Dr. Hodges received his B.S. in Biology from Berry College in 1996 and his Ph.D. in Genetics from Case Western Reserve University in 2002. His graduate training was in the laboratory of Dr. Patricia Hunt where his studies focused on the genetics of chromosome segregation during meiosis and infertility using mouse models. Dr. Hodges then undertook postdoctoral training with Dr. Steven Stice at the University of Georgia studying early embryo dysfunction of clones from nuclear transfer using pigs and cows as model systems. Dr. Hodges returned to Case Western Reserve University to train with Dr. Terry Hassold using mouse models to study chromosome segregation and reproduction. In 2005, Dr. Hodges joined the laboratories of Dr. Mitchell Drumm and Dr. Mark Palmert in which he created two conditional Cftr mouse models that are currently being used to study various aspects of the disease Cystic Fibrosis. Dr. Hodges joined the faculty of the Department of Pediatrics at Case Western Reserve University in 2009.

Research Interests
Cystic Fibrosis (CF) is a systemic disease affecting many parts of the body including pulmonary, gastrointestinal, pancreatic, immune, endocrine and reproductive systems.
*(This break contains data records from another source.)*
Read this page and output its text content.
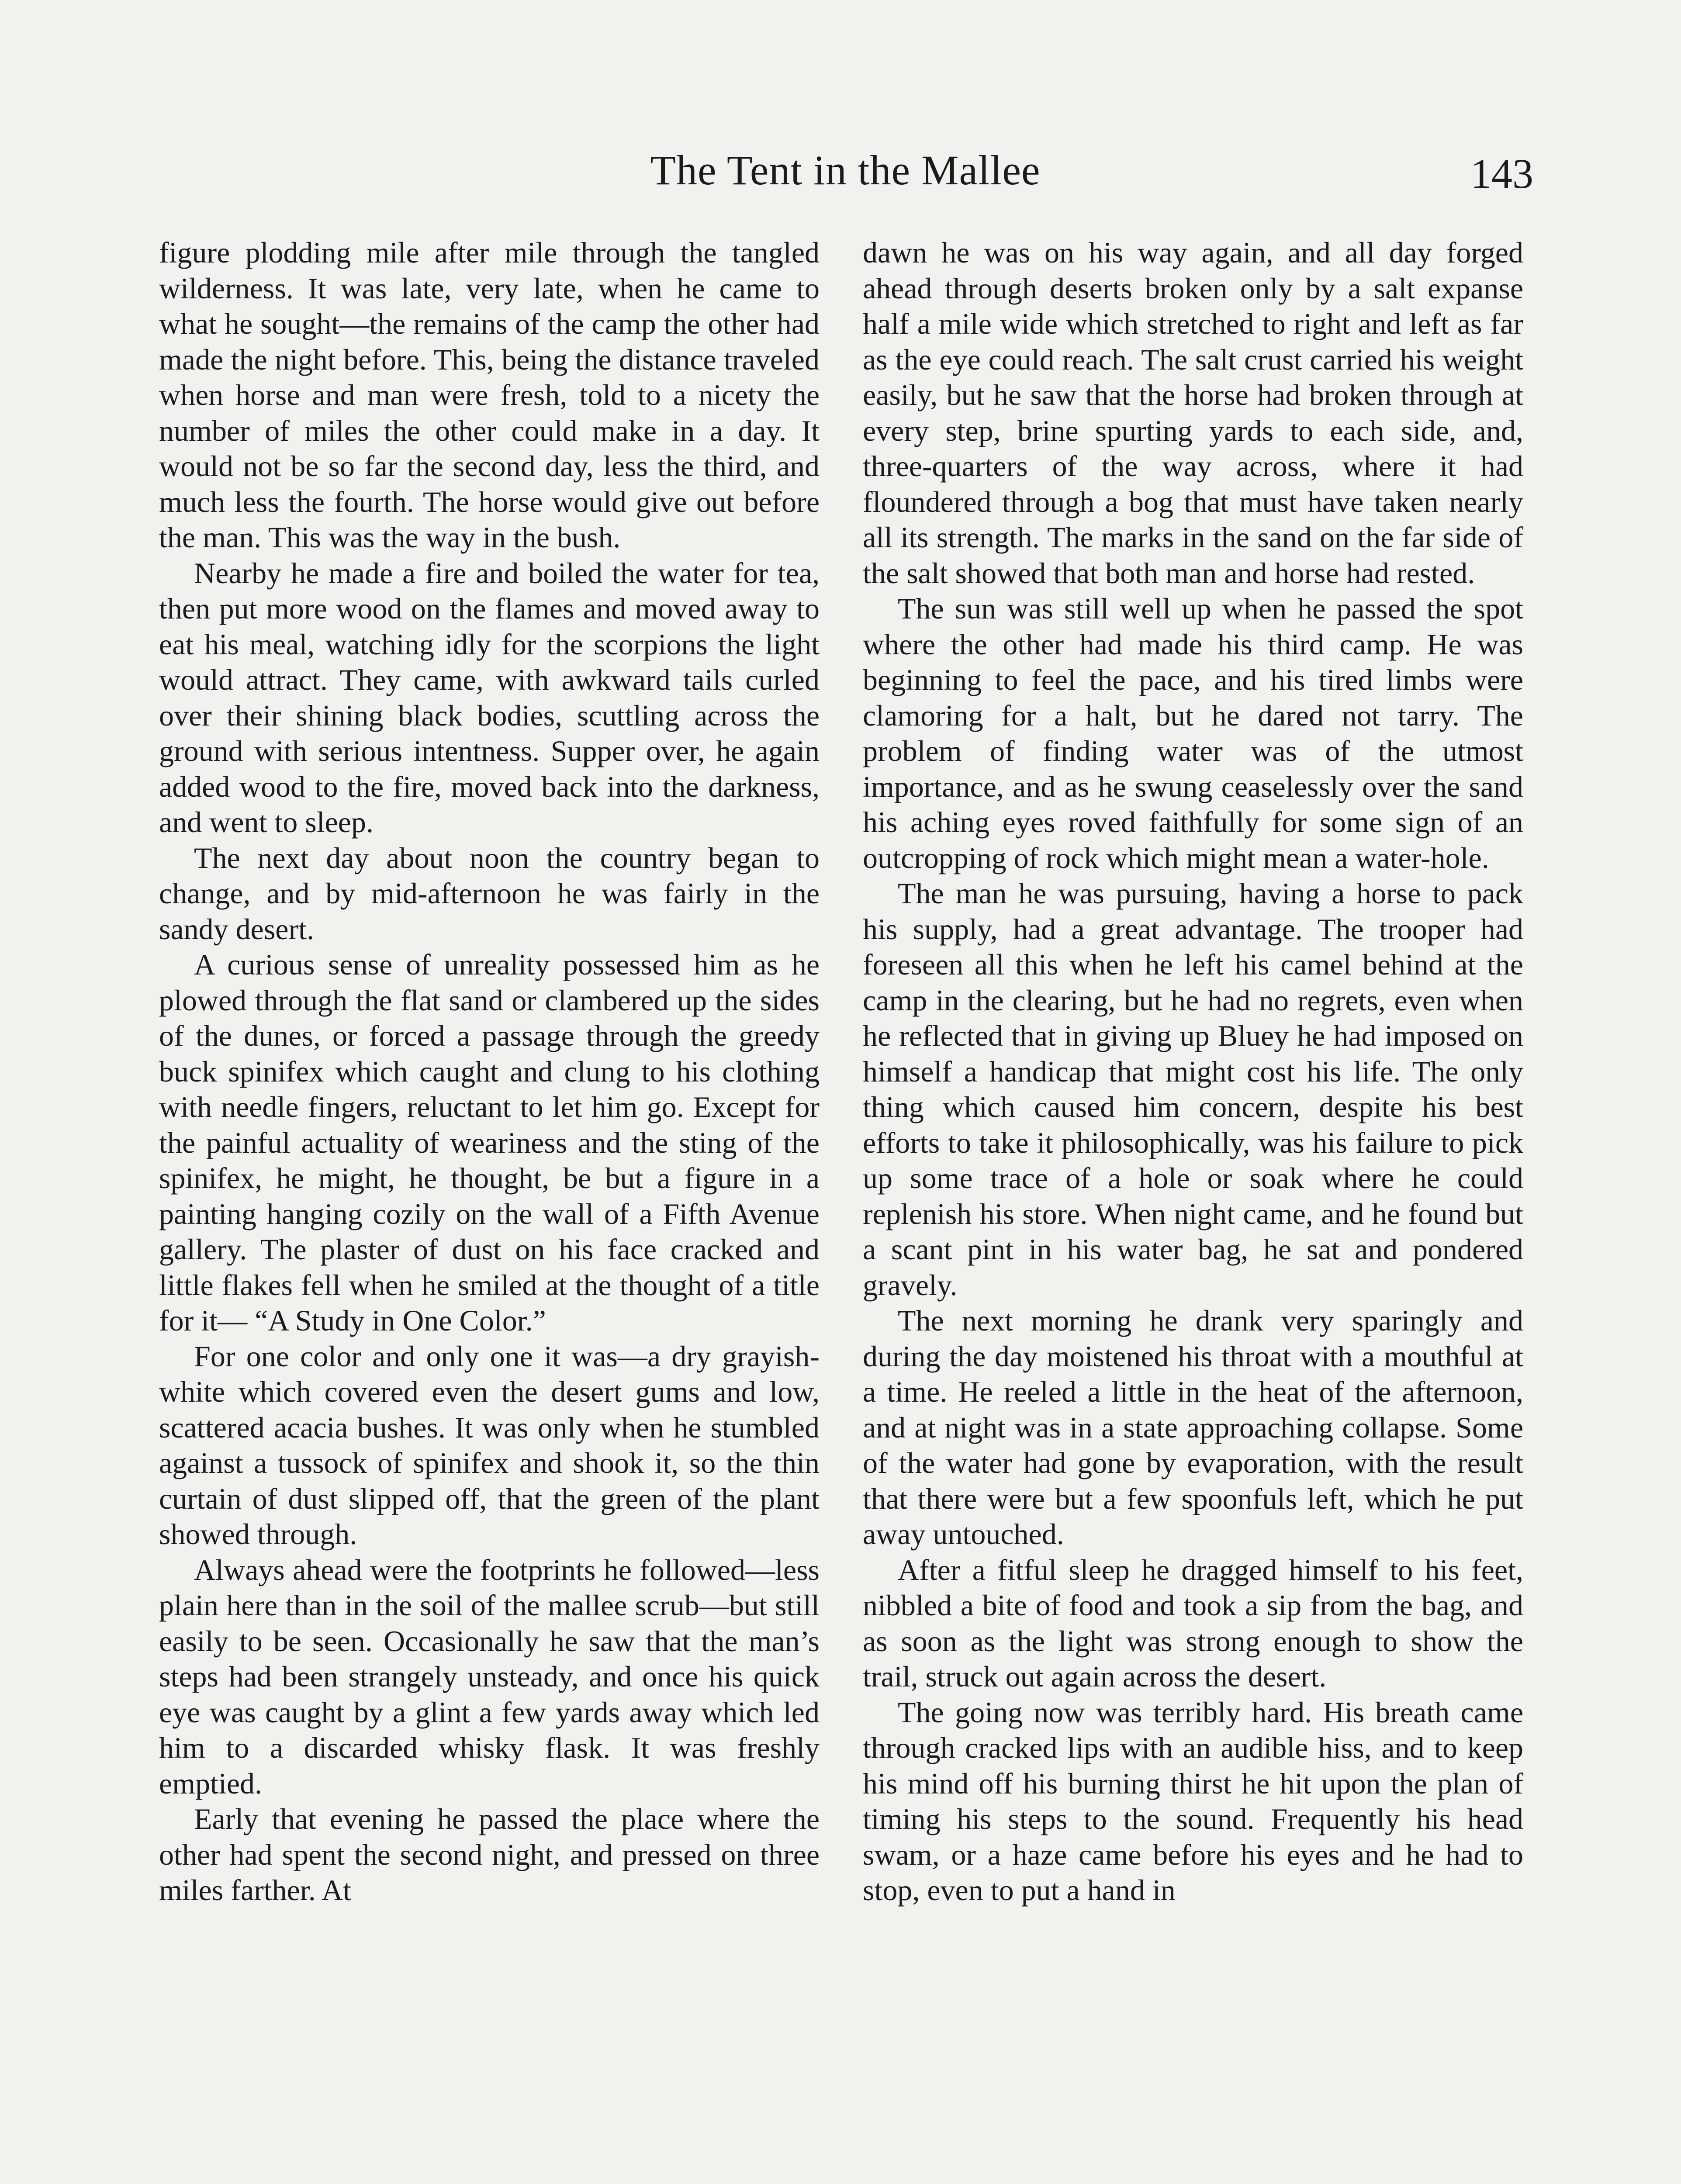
The Tent in the Mallee	143

figure plodding mile after mile through the tangled wilderness. It was late, very late, when he came to what he sought—the remains of the camp the other had made the night before. This, being the distance traveled when horse and man were fresh, told to a nicety the number of miles the other could make in a day. It would not be so far the second day, less the third, and much less the fourth. The horse would give out before the man. This was the way in the bush.

Nearby he made a fire and boiled the water for tea, then put more wood on the flames and moved away to eat his meal, watching idly for the scorpions the light would attract. They came, with awkward tails curled over their shining black bodies, scuttling across the ground with serious intentness. Supper over, he again added wood to the fire, moved back into the darkness, and went to sleep.

The next day about noon the country began to change, and by mid-afternoon he was fairly in the sandy desert.

A curious sense of unreality possessed him as he plowed through the flat sand or clambered up the sides of the dunes, or forced a passage through the greedy buck spinifex which caught and clung to his clothing with needle fingers, reluctant to let him go. Except for the painful actuality of weariness and the sting of the spinifex, he might, he thought, be but a figure in a painting hanging cozily on the wall of a Fifth Avenue gallery. The plaster of dust on his face cracked and little flakes fell when he smiled at the thought of a title for it— “A Study in One Color.”

For one color and only one it was—a dry grayish-white which covered even the desert gums and low, scattered acacia bushes. It was only when he stumbled against a tussock of spinifex and shook it, so the thin curtain of dust slipped off, that the green of the plant showed through.

Always ahead were the footprints he followed—less plain here than in the soil of the mallee scrub—but still easily to be seen. Occasionally he saw that the man’s steps had been strangely unsteady, and once his quick eye was caught by a glint a few yards away which led him to a discarded whisky flask. It was freshly emptied.

Early that evening he passed the place where the other had spent the second night, and pressed on three miles farther. At

dawn he was on his way again, and all day forged ahead through deserts broken only by a salt expanse half a mile wide which stretched to right and left as far as the eye could reach. The salt crust carried his weight easily, but he saw that the horse had broken through at every step, brine spurting yards to each side, and, three-quarters of the way across, where it had floundered through a bog that must have taken nearly all its strength. The marks in the sand on the far side of the salt showed that both man and horse had rested.

The sun was still well up when he passed the spot where the other had made his third camp. He was beginning to feel the pace, and his tired limbs were clamoring for a halt, but he dared not tarry. The problem of finding water was of the utmost importance, and as he swung ceaselessly over the sand his aching eyes roved faithfully for some sign of an outcropping of rock which might mean a water-hole.

The man he was pursuing, having a horse to pack his supply, had a great advantage. The trooper had foreseen all this when he left his camel behind at the camp in the clearing, but he had no regrets, even when he reflected that in giving up Bluey he had imposed on himself a handicap that might cost his life. The only thing which caused him concern, despite his best efforts to take it philosophically, was his failure to pick up some trace of a hole or soak where he could replenish his store. When night came, and he found but a scant pint in his water bag, he sat and pondered gravely.

The next morning he drank very sparingly and during the day moistened his throat with a mouthful at a time. He reeled a little in the heat of the afternoon, and at night was in a state approaching collapse. Some of the water had gone by evaporation, with the result that there were but a few spoonfuls left, which he put away untouched.

After a fitful sleep he dragged himself to his feet, nibbled a bite of food and took a sip from the bag, and as soon as the light was strong enough to show the trail, struck out again across the desert.

The going now was terribly hard. His breath came through cracked lips with an audible hiss, and to keep his mind off his burning thirst he hit upon the plan of timing his steps to the sound. Frequently his head swam, or a haze came before his eyes and he had to stop, even to put a hand in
With this in mind, we are interested in determining the extent to which specific cell types contribute to CF disease characteristics, whether the pathophysiology can be halted or reversed by CFTR functional correction and understanding the molecular mechanisms behind the physiological consequences of CFTR’s absence. We are beginning to address these issues through the use of traditional CF mouse models as well as recently created CF mouse models that allow for the conditional inactivation or restoration of Cftr function in specific tissues, cell types as well as at specific developmental time points. My laboratory is particularly interested in how the loss of CFTR leads to the intestinal dysfunction and reduced growth phenotypes associated with CF. We have found that these two phenotypes seem to be independent of each other in the CF mouse and we are investigating this further utilizing our CF models. In addition, we are examining how specific Cftr expressing cell types in the intestine contribute to CF intestinal dysfunction and understanding how modifier genes of intestinal dysfunction modulate disease which may lead to better treatments for CF.